This is called **catastrophic cancellation** and can lead to a sudden loss of accuracy in a calculation.

---

## Backward error analysis

We say that a computation $C(x_1,\ldots,x_n)$ is **backwards stable** if

$$
\mathrm{fl}(C(x_1,\ldots,x_n)) = C(\bar{x_1},\ldots,\bar{x_n}),
$$

where the error in $\bar{x_1},\ldots,\bar{x_n}$ is a **small multiple** of the unit roundoff $u$.

---

## Example:

Suppose the computation $C(A, b)$ returns the solution $x$ to $Ax = b$ and 

$$
\hat{x} = \mathrm{fl}(C(A, b)) = C(\hat{A}, \hat{b}).
$$

Then $\hat{A} \hat{x} = \hat{b}$.

If $C(A, b)$ is **backwards stable**, then $(A + \delta A)\hat{x} = b + \delta b$, where

$$
\frac{\lVert \delta A \rVert}{\lVert A \rVert} \quad \text{and} \quad
\frac{\lVert \delta b \rVert}{\lVert b \rVert} \quad \text{are small multiples of $u$}.
$$

If $A$ is also **well-conditioned**, then

$$
\frac{\lVert \delta x \rVert}{\lVert x \rVert}
\leq 
\kappa(A) \left( \frac{\lVert \delta A \rVert}{\lVert A \rVert} + \frac{\lVert \delta b \rVert}{\lVert b \rVert} \right)
$$

implies that $\frac{\lVert \delta x \rVert}{\lVert x \rVert}$ is also a small multiple of $u$, so $\hat{x}$ is an **accurate approximation** of the true solution $x$.

---

## Residual test

After computing $\hat{x} = \mathrm{fl}(C(A, b))$, we can check that the computation is **backward stable** by finding the **residual**,

$$
\hat{r} = b - A \hat{x}.
$$

Then $A \hat{x} = b + \delta b$, where $\delta b = -\hat{r}$.

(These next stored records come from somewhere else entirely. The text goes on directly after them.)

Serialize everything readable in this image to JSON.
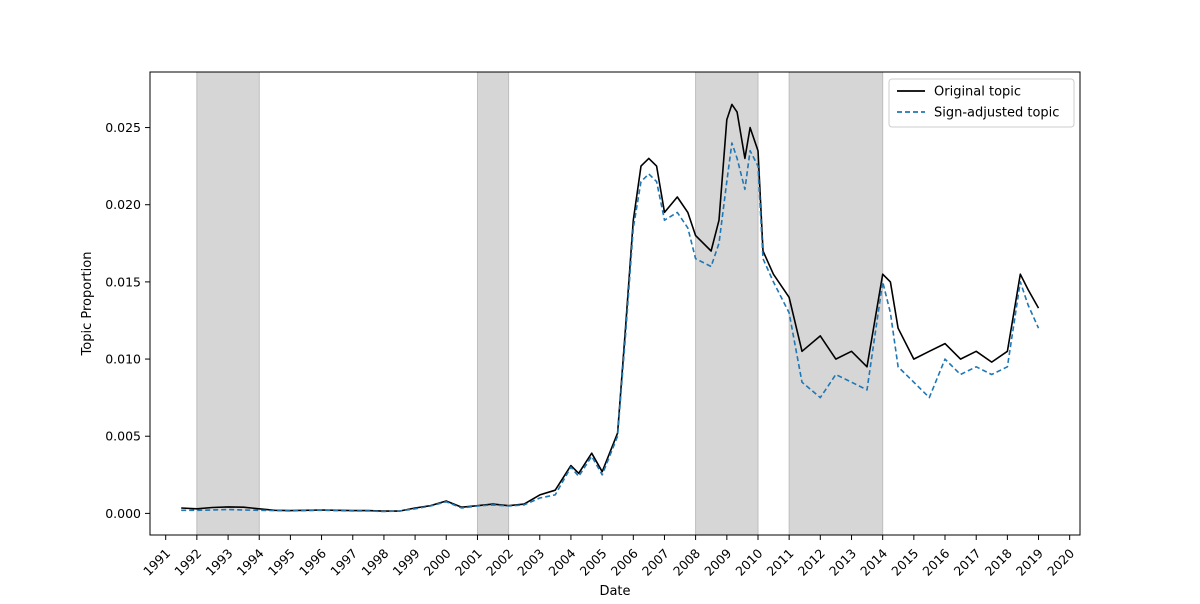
{
  "chart_data": {
    "type": "line",
    "xlabel": "Date",
    "ylabel": "Topic Proportion",
    "xlim": [
      "1990-07-01",
      "2020-05-01"
    ],
    "ylim": [
      -0.0014,
      0.0286
    ],
    "x_ticks": [
      "1991",
      "1992",
      "1993",
      "1994",
      "1995",
      "1996",
      "1997",
      "1998",
      "1999",
      "2000",
      "2001",
      "2002",
      "2003",
      "2004",
      "2005",
      "2006",
      "2007",
      "2008",
      "2009",
      "2010",
      "2011",
      "2012",
      "2013",
      "2014",
      "2015",
      "2016",
      "2017",
      "2018",
      "2019",
      "2020"
    ],
    "y_ticks": [
      0.0,
      0.005,
      0.01,
      0.015,
      0.02,
      0.025
    ],
    "y_tick_labels": [
      "0.000",
      "0.005",
      "0.010",
      "0.015",
      "0.020",
      "0.025"
    ],
    "grid": false,
    "legend_position": "top-right",
    "shaded_periods": [
      {
        "start": "1992-01-01",
        "end": "1994-01-01"
      },
      {
        "start": "2001-01-01",
        "end": "2002-01-01"
      },
      {
        "start": "2008-01-01",
        "end": "2010-01-01"
      },
      {
        "start": "2011-01-01",
        "end": "2014-01-01"
      }
    ],
    "shade_color": "#d6d6d6",
    "series": [
      {
        "name": "Original topic",
        "color": "#000000",
        "style": "solid",
        "points": [
          [
            "1991-07-01",
            0.00035
          ],
          [
            "1992-01-01",
            0.0003
          ],
          [
            "1992-07-01",
            0.00038
          ],
          [
            "1993-01-01",
            0.00042
          ],
          [
            "1993-07-01",
            0.0004
          ],
          [
            "1994-01-01",
            0.0003
          ],
          [
            "1994-07-01",
            0.0002
          ],
          [
            "1995-01-01",
            0.00018
          ],
          [
            "1995-07-01",
            0.0002
          ],
          [
            "1996-01-01",
            0.00022
          ],
          [
            "1996-07-01",
            0.0002
          ],
          [
            "1997-01-01",
            0.00018
          ],
          [
            "1997-07-01",
            0.00018
          ],
          [
            "1998-01-01",
            0.00015
          ],
          [
            "1998-07-01",
            0.00015
          ],
          [
            "1999-01-01",
            0.00035
          ],
          [
            "1999-07-01",
            0.0005
          ],
          [
            "2000-01-01",
            0.0008
          ],
          [
            "2000-07-01",
            0.0004
          ],
          [
            "2001-01-01",
            0.0005
          ],
          [
            "2001-07-01",
            0.0006
          ],
          [
            "2002-01-01",
            0.0005
          ],
          [
            "2002-07-01",
            0.0006
          ],
          [
            "2003-01-01",
            0.0012
          ],
          [
            "2003-07-01",
            0.0015
          ],
          [
            "2004-01-01",
            0.0031
          ],
          [
            "2004-04-01",
            0.0026
          ],
          [
            "2004-09-01",
            0.0039
          ],
          [
            "2005-01-01",
            0.0027
          ],
          [
            "2005-07-01",
            0.0052
          ],
          [
            "2005-10-01",
            0.012
          ],
          [
            "2006-01-01",
            0.019
          ],
          [
            "2006-04-01",
            0.0225
          ],
          [
            "2006-07-01",
            0.023
          ],
          [
            "2006-10-01",
            0.0225
          ],
          [
            "2007-01-01",
            0.0195
          ],
          [
            "2007-06-01",
            0.0205
          ],
          [
            "2007-10-01",
            0.0195
          ],
          [
            "2008-01-01",
            0.018
          ],
          [
            "2008-07-01",
            0.017
          ],
          [
            "2008-10-01",
            0.019
          ],
          [
            "2009-01-01",
            0.0255
          ],
          [
            "2009-03-01",
            0.0265
          ],
          [
            "2009-05-01",
            0.026
          ],
          [
            "2009-08-01",
            0.023
          ],
          [
            "2009-10-01",
            0.025
          ],
          [
            "2010-01-01",
            0.0235
          ],
          [
            "2010-03-01",
            0.017
          ],
          [
            "2010-07-01",
            0.0155
          ],
          [
            "2011-01-01",
            0.014
          ],
          [
            "2011-06-01",
            0.0105
          ],
          [
            "2012-01-01",
            0.0115
          ],
          [
            "2012-07-01",
            0.01
          ],
          [
            "2013-01-01",
            0.0105
          ],
          [
            "2013-07-01",
            0.0095
          ],
          [
            "2014-01-01",
            0.0155
          ],
          [
            "2014-04-01",
            0.015
          ],
          [
            "2014-07-01",
            0.012
          ],
          [
            "2015-01-01",
            0.01
          ],
          [
            "2015-07-01",
            0.0105
          ],
          [
            "2016-01-01",
            0.011
          ],
          [
            "2016-07-01",
            0.01
          ],
          [
            "2017-01-01",
            0.0105
          ],
          [
            "2017-07-01",
            0.0098
          ],
          [
            "2018-01-01",
            0.0105
          ],
          [
            "2018-06-01",
            0.0155
          ],
          [
            "2018-09-01",
            0.0145
          ],
          [
            "2019-01-01",
            0.0133
          ]
        ]
      },
      {
        "name": "Sign-adjusted topic",
        "color": "#1f77b4",
        "style": "dashed",
        "points": [
          [
            "1991-07-01",
            0.0002
          ],
          [
            "1992-01-01",
            0.0002
          ],
          [
            "1992-07-01",
            0.00022
          ],
          [
            "1993-01-01",
            0.00025
          ],
          [
            "1993-07-01",
            0.00022
          ],
          [
            "1994-01-01",
            0.0002
          ],
          [
            "1994-07-01",
            0.00018
          ],
          [
            "1995-01-01",
            0.00016
          ],
          [
            "1995-07-01",
            0.00018
          ],
          [
            "1996-01-01",
            0.0002
          ],
          [
            "1996-07-01",
            0.00018
          ],
          [
            "1997-01-01",
            0.00016
          ],
          [
            "1997-07-01",
            0.00016
          ],
          [
            "1998-01-01",
            0.00012
          ],
          [
            "1998-07-01",
            0.00015
          ],
          [
            "1999-01-01",
            0.0003
          ],
          [
            "1999-07-01",
            0.00048
          ],
          [
            "2000-01-01",
            0.00075
          ],
          [
            "2000-07-01",
            0.00035
          ],
          [
            "2001-01-01",
            0.00048
          ],
          [
            "2001-07-01",
            0.00055
          ],
          [
            "2002-01-01",
            0.00048
          ],
          [
            "2002-07-01",
            0.00055
          ],
          [
            "2003-01-01",
            0.001
          ],
          [
            "2003-07-01",
            0.0012
          ],
          [
            "2004-01-01",
            0.003
          ],
          [
            "2004-04-01",
            0.0024
          ],
          [
            "2004-09-01",
            0.0037
          ],
          [
            "2005-01-01",
            0.0025
          ],
          [
            "2005-07-01",
            0.005
          ],
          [
            "2005-10-01",
            0.0115
          ],
          [
            "2006-01-01",
            0.0185
          ],
          [
            "2006-04-01",
            0.0215
          ],
          [
            "2006-07-01",
            0.022
          ],
          [
            "2006-10-01",
            0.0215
          ],
          [
            "2007-01-01",
            0.019
          ],
          [
            "2007-06-01",
            0.0195
          ],
          [
            "2007-10-01",
            0.0185
          ],
          [
            "2008-01-01",
            0.0165
          ],
          [
            "2008-07-01",
            0.016
          ],
          [
            "2008-10-01",
            0.0175
          ],
          [
            "2009-01-01",
            0.0215
          ],
          [
            "2009-03-01",
            0.024
          ],
          [
            "2009-05-01",
            0.023
          ],
          [
            "2009-08-01",
            0.021
          ],
          [
            "2009-10-01",
            0.0235
          ],
          [
            "2010-01-01",
            0.0225
          ],
          [
            "2010-03-01",
            0.0165
          ],
          [
            "2010-07-01",
            0.015
          ],
          [
            "2011-01-01",
            0.013
          ],
          [
            "2011-06-01",
            0.0085
          ],
          [
            "2012-01-01",
            0.0075
          ],
          [
            "2012-07-01",
            0.009
          ],
          [
            "2013-01-01",
            0.0085
          ],
          [
            "2013-07-01",
            0.008
          ],
          [
            "2014-01-01",
            0.015
          ],
          [
            "2014-04-01",
            0.013
          ],
          [
            "2014-07-01",
            0.0095
          ],
          [
            "2015-01-01",
            0.0085
          ],
          [
            "2015-07-01",
            0.0075
          ],
          [
            "2016-01-01",
            0.01
          ],
          [
            "2016-07-01",
            0.009
          ],
          [
            "2017-01-01",
            0.0095
          ],
          [
            "2017-07-01",
            0.009
          ],
          [
            "2018-01-01",
            0.0095
          ],
          [
            "2018-06-01",
            0.015
          ],
          [
            "2018-09-01",
            0.0135
          ],
          [
            "2019-01-01",
            0.012
          ]
        ]
      }
    ]
  }
}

If $\frac{\lVert \delta b \rVert}{\lVert b \rVert}$ is a small multiple of $u$, then computation of $\hat{x}$ was **backward stable**.

---

## Summary

To verify accuracy of $\hat{x}$, we need to check **two things**:

1. The computation $\hat{x} = \mathrm{fl}(C(A, b))$ is **backward stable**.
2. $A$ is **well-conditioned**.

---